How Does AI Modify Parameters?

However, we see that most AI products only have one dialog box. How do we modify the temperature parameters? The answer is “prompt word,” which we usually call prompt. See the following illustration:

If your input is “You are an expert in a certain field. Please write a literature review about xx in a rigorous tone.” At this time, the AI temperature is close to 0, and it will choose words with the highest matching probability to generate sentences.
If you input “Please imagine the future of xx.” At this time, the AI temperature is close to 1, and it will choose words with the lowest matching probability to form a sentence and generate unexpected content.

Now you know the importance of a prompt! Therefore, we can think that the essence of AI generation is a word chain. AI selects the next word based on the current word, the probability of occurrence of the next word it has previously recorded, and your expectations.

Of course, the internal principles of generative AI are far more complicated than what I have explained, so what I have explained here can only be regarded as a basic popular science introduction.

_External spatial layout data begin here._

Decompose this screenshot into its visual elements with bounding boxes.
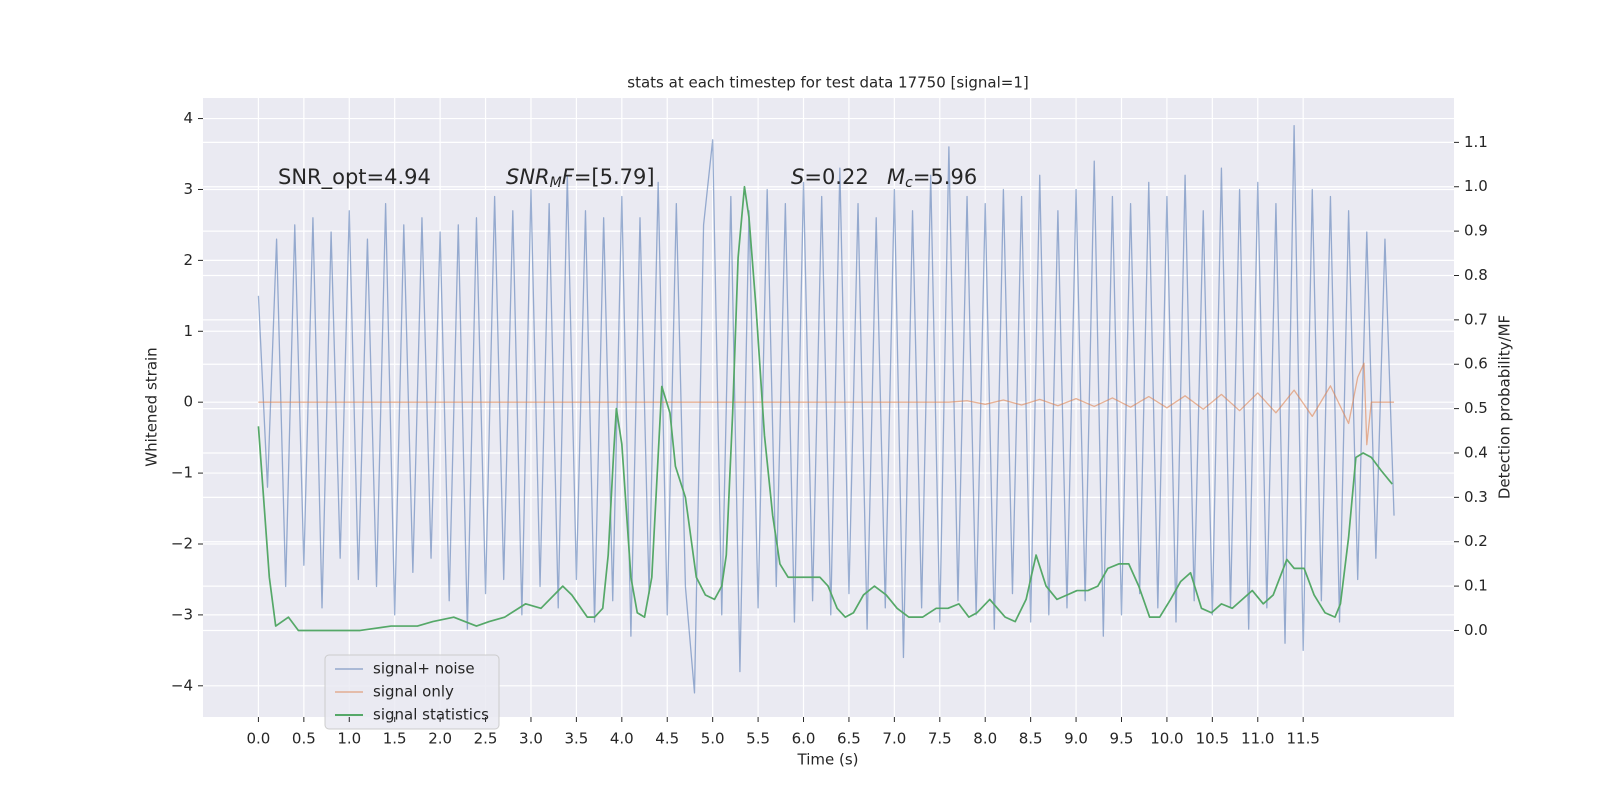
y-tick-label: 0 (183, 393, 193, 411)
x-tick-label: 0.5 (292, 730, 316, 748)
y-tick-label: 3 (183, 180, 193, 198)
y2-tick-label: 0.7 (1464, 310, 1488, 328)
x-tick-label: 0.0 (246, 730, 270, 748)
annotation-part: SNR (506, 165, 550, 189)
x-tick-label: 5.0 (701, 730, 725, 748)
x-tick-label: 4.5 (655, 730, 679, 748)
x-tick-label: 8.0 (973, 730, 997, 748)
x-tick-label: 2.5 (474, 730, 498, 748)
x-tick-label: 7.0 (882, 730, 906, 748)
annotation: Mc=5.96 (887, 165, 977, 191)
y-tick-label: −3 (171, 605, 193, 623)
x-tick-label: 1.5 (383, 730, 407, 748)
x-tick-label: 7.5 (928, 730, 952, 748)
y2-tick-label: 0.4 (1464, 443, 1488, 461)
x-tick-label: 11.5 (1286, 730, 1319, 748)
marks (257, 125, 1395, 694)
y2-tick-label: 0.3 (1464, 488, 1488, 506)
x-tick-label: 6.0 (792, 730, 816, 748)
series-line (258, 362, 1395, 446)
y2-tick-label: 1.1 (1464, 133, 1488, 151)
y2-tick-label: 0.6 (1464, 355, 1488, 373)
y2-tick-label: 0.2 (1464, 532, 1488, 550)
x-tick-label: 9.0 (1064, 730, 1088, 748)
y2-tick-label: 0.0 (1464, 621, 1488, 639)
x-tick-label: 1.0 (337, 730, 361, 748)
y-tick-label: 4 (183, 109, 193, 127)
annotation-part: =[5.79] (574, 165, 655, 189)
series-line (257, 185, 1393, 632)
x-tick-label: 4.0 (610, 730, 634, 748)
y2-tick-label: 0.5 (1464, 399, 1488, 417)
y2-tick-label: 1.0 (1464, 177, 1488, 195)
legend-box (324, 654, 500, 730)
annotation: SNRMF=[5.79] (506, 165, 655, 191)
y-axis-label: Whitened strain (143, 347, 161, 466)
x-tick-label: 11.0 (1241, 730, 1274, 748)
annotation: SNR_opt=4.94 (278, 165, 431, 190)
plot-area (203, 98, 1454, 717)
x-tick-label: 3.5 (564, 730, 588, 748)
annotation-part: =5.96 (913, 165, 977, 189)
x-tick-label: 6.5 (837, 730, 861, 748)
y-tick-label: 1 (183, 322, 193, 340)
legend-label: signal+ noise (373, 660, 475, 678)
y-tick-label: −4 (171, 676, 193, 694)
y2-axis-label: Detection probability/MF (1496, 315, 1514, 499)
x-axis-label: Time (s) (797, 751, 859, 769)
legend-label: signal statistics (373, 706, 489, 724)
y2-tick-label: 0.8 (1464, 266, 1488, 284)
x-tick-label: 9.5 (1110, 730, 1134, 748)
annotation-part: M (887, 165, 905, 189)
legend-label: signal only (373, 683, 454, 701)
y2-tick-label: 0.9 (1464, 222, 1488, 240)
y-tick-label: −1 (171, 464, 193, 482)
x-tick-label: 10.0 (1150, 730, 1183, 748)
annotation-part: SNR_opt=4.94 (278, 165, 431, 190)
annotation: S=0.22 (791, 165, 869, 189)
x-tick-label: 2.0 (428, 730, 452, 748)
chart-title: stats at each timestep for test data 177… (627, 74, 1028, 92)
annotation-part: F (562, 165, 575, 189)
series-line (257, 125, 1395, 694)
y2-tick-label: 0.1 (1464, 577, 1488, 595)
annotation-part: S (791, 165, 804, 189)
legend: signal+ noise signal only signal statistic… (324, 654, 500, 730)
x-tick-label: 10.5 (1196, 730, 1229, 748)
x-tick-label: 8.5 (1019, 730, 1043, 748)
y-tick-label: 2 (183, 251, 193, 269)
y-tick-label: −2 (171, 534, 193, 552)
x-tick-label: 3.0 (519, 730, 543, 748)
annotation-part: M (550, 175, 562, 191)
annotation-part: c (905, 175, 913, 191)
x-tick-label: 5.5 (746, 730, 770, 748)
annotation-part: =0.22 (804, 165, 868, 189)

Where is “Generative AI” Going?

So, will generative AI achieve general artificial intelligence and replace humans? Currently, there are two views:

Optimists: Optimists, led by OpenAI CEO Altman and Nvidia CEO Jensen Huang, are very optimistic about the future of generative AI. They have said that “in a few years, artificial intelligence will be more powerful and mature than it is now; and in another ten years, it will surely shine,” and “AI may surpass human intelligence within five years .”
Negative faction: The negative faction, led by the deep learning pioneer LeCun, has always believed that generative AI cannot lead to artificial intelligence. He has repeatedly said that “large language models like ChatGPT will never reach the level of human intelligence” and “artificial intelligence trained by humans will find it difficult to surpass humans.”